The connection between operatic artists and their pets is poignant and inspiring. After soprano Rosa Ponselle rescued an orphaned fox cub from Puccini’s estate in Viareggio, she crossed the ocean with her furry charge and raised him in her elegant New York apartment. But what about today’s opera professionals? How do pets inspire, comfort and regulate their often-tumultuous careers in the performing arts?

In this ongoing series, Dawn Martens speaks to artists across Canada.

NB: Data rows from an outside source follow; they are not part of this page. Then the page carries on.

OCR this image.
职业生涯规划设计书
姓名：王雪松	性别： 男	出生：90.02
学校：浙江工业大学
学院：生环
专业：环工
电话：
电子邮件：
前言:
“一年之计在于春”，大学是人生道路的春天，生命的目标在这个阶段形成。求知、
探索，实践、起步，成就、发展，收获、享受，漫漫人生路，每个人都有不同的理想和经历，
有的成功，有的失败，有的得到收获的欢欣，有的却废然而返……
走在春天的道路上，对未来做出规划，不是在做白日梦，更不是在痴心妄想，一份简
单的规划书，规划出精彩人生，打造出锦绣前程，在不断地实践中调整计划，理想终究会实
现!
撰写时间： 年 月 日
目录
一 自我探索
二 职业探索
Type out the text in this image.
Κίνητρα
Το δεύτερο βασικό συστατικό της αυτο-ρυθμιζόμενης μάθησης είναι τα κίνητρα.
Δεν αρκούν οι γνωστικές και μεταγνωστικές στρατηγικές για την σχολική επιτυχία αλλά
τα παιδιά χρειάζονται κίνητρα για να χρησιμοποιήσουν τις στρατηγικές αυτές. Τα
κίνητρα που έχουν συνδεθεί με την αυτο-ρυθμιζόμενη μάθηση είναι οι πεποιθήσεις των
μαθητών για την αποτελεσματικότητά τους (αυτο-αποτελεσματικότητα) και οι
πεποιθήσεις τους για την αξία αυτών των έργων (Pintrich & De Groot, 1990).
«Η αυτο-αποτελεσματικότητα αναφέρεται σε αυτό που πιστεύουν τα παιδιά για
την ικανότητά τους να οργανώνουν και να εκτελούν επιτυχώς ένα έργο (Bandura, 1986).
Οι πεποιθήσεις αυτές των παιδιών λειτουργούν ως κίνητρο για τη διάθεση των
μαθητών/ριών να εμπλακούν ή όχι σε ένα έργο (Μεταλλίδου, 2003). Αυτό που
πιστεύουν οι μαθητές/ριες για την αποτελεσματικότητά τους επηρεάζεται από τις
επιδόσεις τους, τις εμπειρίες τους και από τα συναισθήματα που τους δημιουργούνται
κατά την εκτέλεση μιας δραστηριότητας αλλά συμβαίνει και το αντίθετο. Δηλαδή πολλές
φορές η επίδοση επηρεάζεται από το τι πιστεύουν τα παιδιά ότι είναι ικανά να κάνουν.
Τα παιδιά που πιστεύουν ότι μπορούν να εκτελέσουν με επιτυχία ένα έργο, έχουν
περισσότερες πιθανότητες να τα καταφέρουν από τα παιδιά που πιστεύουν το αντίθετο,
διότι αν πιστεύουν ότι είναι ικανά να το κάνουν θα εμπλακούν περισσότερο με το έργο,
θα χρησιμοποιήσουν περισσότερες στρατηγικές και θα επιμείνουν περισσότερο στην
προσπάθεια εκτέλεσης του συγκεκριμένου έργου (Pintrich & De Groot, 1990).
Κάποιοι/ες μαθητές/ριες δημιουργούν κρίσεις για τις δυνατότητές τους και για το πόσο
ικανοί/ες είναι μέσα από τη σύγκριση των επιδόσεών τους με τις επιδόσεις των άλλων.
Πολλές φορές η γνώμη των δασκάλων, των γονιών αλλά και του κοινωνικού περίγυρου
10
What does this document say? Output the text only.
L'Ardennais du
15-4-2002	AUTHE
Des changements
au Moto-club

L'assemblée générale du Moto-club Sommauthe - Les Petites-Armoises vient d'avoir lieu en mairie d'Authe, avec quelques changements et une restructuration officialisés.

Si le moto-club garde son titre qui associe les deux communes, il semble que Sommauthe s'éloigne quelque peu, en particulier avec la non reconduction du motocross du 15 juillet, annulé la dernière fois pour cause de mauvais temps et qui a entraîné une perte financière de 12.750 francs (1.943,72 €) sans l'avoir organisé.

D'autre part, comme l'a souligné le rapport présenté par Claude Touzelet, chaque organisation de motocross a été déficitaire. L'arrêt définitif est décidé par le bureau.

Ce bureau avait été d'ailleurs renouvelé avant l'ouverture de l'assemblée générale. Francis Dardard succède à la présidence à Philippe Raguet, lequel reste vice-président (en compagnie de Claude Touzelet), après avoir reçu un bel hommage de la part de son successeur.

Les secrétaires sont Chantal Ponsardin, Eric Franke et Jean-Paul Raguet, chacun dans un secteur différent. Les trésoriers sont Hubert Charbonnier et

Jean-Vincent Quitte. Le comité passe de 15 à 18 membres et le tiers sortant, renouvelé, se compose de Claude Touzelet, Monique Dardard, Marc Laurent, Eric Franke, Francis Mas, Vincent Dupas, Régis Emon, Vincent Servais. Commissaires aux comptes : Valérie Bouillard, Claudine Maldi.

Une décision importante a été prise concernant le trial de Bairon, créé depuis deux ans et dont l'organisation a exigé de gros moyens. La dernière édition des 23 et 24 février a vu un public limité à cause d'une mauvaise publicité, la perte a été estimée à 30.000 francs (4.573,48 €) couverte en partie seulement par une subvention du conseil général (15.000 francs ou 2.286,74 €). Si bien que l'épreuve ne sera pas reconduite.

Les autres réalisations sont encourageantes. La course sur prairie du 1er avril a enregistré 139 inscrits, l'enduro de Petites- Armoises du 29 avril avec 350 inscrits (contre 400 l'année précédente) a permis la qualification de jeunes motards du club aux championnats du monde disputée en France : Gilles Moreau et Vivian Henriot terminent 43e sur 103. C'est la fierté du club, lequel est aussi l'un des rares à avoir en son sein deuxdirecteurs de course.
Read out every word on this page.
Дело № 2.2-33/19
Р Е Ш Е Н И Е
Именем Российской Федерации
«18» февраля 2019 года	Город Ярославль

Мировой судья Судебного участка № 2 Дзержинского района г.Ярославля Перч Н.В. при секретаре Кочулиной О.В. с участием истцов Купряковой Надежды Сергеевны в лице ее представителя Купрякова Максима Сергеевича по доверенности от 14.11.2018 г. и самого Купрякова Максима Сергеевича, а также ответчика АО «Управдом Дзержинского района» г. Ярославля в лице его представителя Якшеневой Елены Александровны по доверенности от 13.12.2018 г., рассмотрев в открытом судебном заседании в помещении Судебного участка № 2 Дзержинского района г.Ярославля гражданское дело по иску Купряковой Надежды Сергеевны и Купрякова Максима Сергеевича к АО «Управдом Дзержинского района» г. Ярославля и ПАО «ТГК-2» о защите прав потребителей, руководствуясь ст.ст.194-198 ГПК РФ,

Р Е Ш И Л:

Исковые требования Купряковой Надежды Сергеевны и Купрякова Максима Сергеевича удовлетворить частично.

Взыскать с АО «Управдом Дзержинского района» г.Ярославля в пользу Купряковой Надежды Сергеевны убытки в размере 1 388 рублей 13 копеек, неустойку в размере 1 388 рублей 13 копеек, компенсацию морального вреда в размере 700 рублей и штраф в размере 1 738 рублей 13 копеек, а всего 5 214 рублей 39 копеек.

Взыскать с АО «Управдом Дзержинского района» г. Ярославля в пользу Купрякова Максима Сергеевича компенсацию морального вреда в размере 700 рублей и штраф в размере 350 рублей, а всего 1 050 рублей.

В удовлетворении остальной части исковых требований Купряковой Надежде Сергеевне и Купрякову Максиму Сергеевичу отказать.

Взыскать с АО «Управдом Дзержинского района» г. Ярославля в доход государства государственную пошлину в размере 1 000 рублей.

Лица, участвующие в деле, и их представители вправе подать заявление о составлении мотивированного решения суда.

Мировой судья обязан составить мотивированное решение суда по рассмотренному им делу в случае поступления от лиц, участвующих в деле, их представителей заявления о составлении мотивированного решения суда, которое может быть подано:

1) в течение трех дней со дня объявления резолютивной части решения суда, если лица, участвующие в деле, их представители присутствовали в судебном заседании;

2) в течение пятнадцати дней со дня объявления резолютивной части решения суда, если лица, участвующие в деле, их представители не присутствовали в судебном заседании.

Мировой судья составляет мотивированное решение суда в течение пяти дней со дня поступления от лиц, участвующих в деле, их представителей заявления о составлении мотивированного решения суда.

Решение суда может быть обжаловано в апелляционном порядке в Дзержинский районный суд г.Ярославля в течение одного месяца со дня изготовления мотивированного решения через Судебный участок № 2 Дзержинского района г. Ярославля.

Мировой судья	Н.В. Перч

These are their stories… and their pets.


Rihab Chaieb, Mezzo-Soprano
Nahla. Miniature Daschund

Pets

Tunisian-Canadian mezzo-soprano Rihab Chaieb with her miniature daschund Nahla. Photo: Claire Picheyre

Nahla is a stunning, chocolate-and-tan Miniature Dachshund, currently 4 1/2 years old. We decided to go with the French Naming Convention for Dog Registry, which states that all dogs born in the same year in France must start with a certain letter. This convention has been in place for nearly 100 years. When we got our first letter, “N,” in 2017, I chose Nahla because of The Lion King, which is one of my favourite movies of all time. I love the character of Nala in the movie; she is fierce, intrepid, independent, and courageous. I decided to add the “H” to the name to add an Arabic flavour. In Arabic, Nahla means “first drink of water or water in the desert.” It seemed fitting to honour my Tunisian roots.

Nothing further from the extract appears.